Hacker News new | ask | show | jobs
by fefe23 2754 days ago
This article proposes buzzword-level security theater. IDS! Rotate certificates and credentials! Have pentests!!

What it fails to mention is: Do not collect data you do not need. You do not need my email. Forcing me to give it to you is bad. You do not need to know my home address. Forcing me to give it to you is bad. You do not need to know my birthday. Forcing me to give it to you is bad. etc pp. The mind boggles why they thought they need to collect passport data!

IDS and certificate rotation are snake oil and security theater. Sure, they usually don't hurt. But here is some good advice:

1. Don't collect the data. If you don't have it, it can't be stolen.

2. Apply all the patches. Immediately. No you don't know better than the vendor. Install all of them. Always. Immediately.

3. No unnecessary dependencies. Yes that means don't go in the cloud.

4. Have an architecture that segregates stuff by security level. Don't put all your things in the same basket unless you are prepared to have the highest security level for all of them. No "this is just a chat server, it is less important than the database" unless those are properly isolated.

5. Minimize your TCB. The less things you have to trust, the better.

And THEN, after all this is done, can we talk about IDS and certificate rotation.

1 comments

The same way you can throw snark at a company for their (lack of) security knowledge, they can do the same for your lack of industry knowledge.

Generally, gathering passport data for hoteliers is a legal requirement (see here: https://www.quora.com/Why-do-some-countries-require-a-passpo... ).

Now. Agreed. Required to collect v. having available online and hackable for all guests ever is not a best practice, but it's easy to see how a hotel (quite physical-space-intensive, labor-intensive, capital-intensive business) may not have viewed or understood the risks of having this data around.

The last time I stayed in a hotel, there was a car whose window was broken in the parking lot (unfortunately).

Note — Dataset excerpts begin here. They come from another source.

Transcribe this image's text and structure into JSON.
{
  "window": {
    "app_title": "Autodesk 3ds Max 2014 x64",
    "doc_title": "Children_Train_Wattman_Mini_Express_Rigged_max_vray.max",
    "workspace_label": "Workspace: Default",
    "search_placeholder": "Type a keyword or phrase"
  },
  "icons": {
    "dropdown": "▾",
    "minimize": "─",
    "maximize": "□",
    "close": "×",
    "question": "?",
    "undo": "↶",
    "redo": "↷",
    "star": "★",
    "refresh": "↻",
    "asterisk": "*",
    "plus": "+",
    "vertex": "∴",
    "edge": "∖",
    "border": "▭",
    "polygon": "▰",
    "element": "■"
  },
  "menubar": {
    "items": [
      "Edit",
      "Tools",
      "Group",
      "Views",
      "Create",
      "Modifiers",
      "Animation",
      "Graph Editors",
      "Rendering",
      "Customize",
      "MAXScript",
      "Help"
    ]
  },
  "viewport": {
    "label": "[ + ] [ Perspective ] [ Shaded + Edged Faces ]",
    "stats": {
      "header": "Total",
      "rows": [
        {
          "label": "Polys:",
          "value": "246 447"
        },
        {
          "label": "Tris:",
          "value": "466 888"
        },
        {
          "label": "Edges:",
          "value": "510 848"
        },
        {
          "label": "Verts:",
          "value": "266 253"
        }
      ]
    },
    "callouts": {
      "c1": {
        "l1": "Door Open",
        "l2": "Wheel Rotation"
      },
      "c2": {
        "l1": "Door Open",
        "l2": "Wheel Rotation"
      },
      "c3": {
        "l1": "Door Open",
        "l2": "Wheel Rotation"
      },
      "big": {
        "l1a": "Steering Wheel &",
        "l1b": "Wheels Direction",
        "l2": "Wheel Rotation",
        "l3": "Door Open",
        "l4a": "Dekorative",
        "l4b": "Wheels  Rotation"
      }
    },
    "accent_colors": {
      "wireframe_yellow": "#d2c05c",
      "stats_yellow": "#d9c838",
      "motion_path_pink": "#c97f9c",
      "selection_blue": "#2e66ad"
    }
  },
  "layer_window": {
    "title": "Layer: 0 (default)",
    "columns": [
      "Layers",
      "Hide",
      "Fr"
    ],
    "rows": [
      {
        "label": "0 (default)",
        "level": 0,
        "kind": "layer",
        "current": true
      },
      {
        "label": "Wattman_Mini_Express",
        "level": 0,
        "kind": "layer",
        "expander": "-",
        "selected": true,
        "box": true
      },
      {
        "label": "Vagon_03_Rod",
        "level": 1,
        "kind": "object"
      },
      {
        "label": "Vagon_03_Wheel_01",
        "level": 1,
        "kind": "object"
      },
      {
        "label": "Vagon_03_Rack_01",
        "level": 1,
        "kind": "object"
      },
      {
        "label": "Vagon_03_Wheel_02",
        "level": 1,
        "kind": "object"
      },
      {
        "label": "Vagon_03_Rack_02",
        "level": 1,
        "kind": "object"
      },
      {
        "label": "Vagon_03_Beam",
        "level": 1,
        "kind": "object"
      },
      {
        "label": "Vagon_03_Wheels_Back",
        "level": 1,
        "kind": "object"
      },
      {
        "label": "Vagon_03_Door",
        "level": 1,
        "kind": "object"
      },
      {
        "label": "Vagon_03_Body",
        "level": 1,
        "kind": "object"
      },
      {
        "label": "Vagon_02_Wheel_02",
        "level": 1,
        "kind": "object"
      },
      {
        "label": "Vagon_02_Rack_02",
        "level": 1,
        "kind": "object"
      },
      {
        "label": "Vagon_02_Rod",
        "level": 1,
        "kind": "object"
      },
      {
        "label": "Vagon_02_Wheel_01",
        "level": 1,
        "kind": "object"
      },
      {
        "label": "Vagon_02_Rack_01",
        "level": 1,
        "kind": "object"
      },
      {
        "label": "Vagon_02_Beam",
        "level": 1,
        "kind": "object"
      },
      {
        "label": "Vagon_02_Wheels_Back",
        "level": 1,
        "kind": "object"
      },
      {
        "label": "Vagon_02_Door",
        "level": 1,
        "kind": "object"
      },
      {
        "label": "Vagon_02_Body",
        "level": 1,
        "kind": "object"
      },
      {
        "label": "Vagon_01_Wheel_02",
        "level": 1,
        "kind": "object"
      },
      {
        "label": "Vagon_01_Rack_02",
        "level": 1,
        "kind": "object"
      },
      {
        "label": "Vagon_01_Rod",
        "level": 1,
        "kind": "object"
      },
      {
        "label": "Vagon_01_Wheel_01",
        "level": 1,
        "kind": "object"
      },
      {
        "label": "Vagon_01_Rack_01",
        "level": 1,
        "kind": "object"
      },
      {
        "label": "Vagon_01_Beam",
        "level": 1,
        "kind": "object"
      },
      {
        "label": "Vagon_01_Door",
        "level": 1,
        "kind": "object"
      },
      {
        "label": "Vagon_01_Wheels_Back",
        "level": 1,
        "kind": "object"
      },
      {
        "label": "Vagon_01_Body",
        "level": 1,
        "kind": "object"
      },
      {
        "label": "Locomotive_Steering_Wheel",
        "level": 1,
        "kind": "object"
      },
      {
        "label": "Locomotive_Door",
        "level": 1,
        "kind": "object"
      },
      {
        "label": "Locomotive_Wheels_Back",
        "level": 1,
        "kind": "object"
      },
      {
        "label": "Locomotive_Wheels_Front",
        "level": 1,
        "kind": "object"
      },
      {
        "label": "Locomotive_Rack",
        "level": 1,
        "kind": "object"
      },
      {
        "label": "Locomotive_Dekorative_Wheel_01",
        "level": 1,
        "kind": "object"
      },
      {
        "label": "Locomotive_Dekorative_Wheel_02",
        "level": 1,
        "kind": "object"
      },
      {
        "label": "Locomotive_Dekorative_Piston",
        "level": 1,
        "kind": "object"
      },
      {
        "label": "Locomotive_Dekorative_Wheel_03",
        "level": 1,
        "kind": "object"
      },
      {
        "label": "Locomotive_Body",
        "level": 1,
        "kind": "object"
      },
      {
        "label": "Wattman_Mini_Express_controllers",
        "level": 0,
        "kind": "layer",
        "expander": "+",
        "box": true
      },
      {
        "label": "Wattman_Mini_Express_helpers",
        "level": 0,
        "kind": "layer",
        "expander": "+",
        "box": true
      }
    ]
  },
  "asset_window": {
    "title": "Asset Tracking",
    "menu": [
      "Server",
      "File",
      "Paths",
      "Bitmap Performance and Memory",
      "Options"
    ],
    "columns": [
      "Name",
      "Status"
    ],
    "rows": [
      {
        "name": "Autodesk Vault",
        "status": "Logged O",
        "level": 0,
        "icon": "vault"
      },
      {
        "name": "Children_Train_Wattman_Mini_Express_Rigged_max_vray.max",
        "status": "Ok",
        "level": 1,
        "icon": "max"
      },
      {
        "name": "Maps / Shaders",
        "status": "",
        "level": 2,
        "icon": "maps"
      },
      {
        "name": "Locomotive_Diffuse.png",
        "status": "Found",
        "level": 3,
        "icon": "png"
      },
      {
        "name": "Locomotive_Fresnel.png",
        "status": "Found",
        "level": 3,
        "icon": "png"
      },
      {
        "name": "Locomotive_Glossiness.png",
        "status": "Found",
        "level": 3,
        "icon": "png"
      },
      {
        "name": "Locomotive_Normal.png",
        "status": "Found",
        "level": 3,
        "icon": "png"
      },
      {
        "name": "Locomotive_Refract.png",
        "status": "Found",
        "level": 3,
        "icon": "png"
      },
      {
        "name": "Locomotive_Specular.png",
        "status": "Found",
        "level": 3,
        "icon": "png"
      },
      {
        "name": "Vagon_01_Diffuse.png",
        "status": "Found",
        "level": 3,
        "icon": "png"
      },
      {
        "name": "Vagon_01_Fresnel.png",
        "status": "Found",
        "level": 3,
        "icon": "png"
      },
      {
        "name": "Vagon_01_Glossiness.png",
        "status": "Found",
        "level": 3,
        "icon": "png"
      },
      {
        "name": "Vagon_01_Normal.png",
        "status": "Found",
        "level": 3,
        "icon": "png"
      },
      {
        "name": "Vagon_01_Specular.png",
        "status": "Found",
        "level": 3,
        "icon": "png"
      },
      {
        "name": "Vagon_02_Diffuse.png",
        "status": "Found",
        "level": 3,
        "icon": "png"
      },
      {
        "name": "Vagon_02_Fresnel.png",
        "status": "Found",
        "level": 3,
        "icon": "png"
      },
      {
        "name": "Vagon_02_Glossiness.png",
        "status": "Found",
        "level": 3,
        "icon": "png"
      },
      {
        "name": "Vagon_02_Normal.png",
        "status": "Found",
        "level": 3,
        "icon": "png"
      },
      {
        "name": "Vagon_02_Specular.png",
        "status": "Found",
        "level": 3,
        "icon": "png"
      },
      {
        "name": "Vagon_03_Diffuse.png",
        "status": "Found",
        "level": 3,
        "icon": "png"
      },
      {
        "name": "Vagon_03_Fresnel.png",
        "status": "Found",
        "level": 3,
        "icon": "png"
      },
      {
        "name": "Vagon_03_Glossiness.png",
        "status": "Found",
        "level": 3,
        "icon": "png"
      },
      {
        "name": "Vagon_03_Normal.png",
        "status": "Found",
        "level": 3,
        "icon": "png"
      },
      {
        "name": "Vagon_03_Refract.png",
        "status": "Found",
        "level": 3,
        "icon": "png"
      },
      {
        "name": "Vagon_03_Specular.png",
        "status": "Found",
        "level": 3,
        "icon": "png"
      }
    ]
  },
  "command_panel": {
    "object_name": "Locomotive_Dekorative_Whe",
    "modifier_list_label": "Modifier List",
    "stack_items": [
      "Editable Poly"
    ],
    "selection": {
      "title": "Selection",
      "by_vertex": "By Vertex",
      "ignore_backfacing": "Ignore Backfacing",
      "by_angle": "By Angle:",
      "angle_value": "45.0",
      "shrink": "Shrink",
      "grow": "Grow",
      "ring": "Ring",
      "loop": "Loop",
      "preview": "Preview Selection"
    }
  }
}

A crime was committed, on hotel property!

The question businesses are struggling with is: how can they focus on their business and either government or industry can focus on crime-prevention?

I am aware of legal requirements for hotels.

Here's my technical view:

That does not mean you have to _have_ the data. Either forward the customer to a government system where they enter the data, then it's the government's fault. Or do escrow: For example, you could store the data encrypted with a public key of the government. Then only they could decrypt it. If someone stole it, there would be no problem. And the government could still view the data.

My political view is that the government has no business asking hotels to collect passport data, or indeed any data on their customers. This is a blatant privacy and data protection violation. The government does not need to know my location at all times. It's deplorable that things have deteriorated this far already.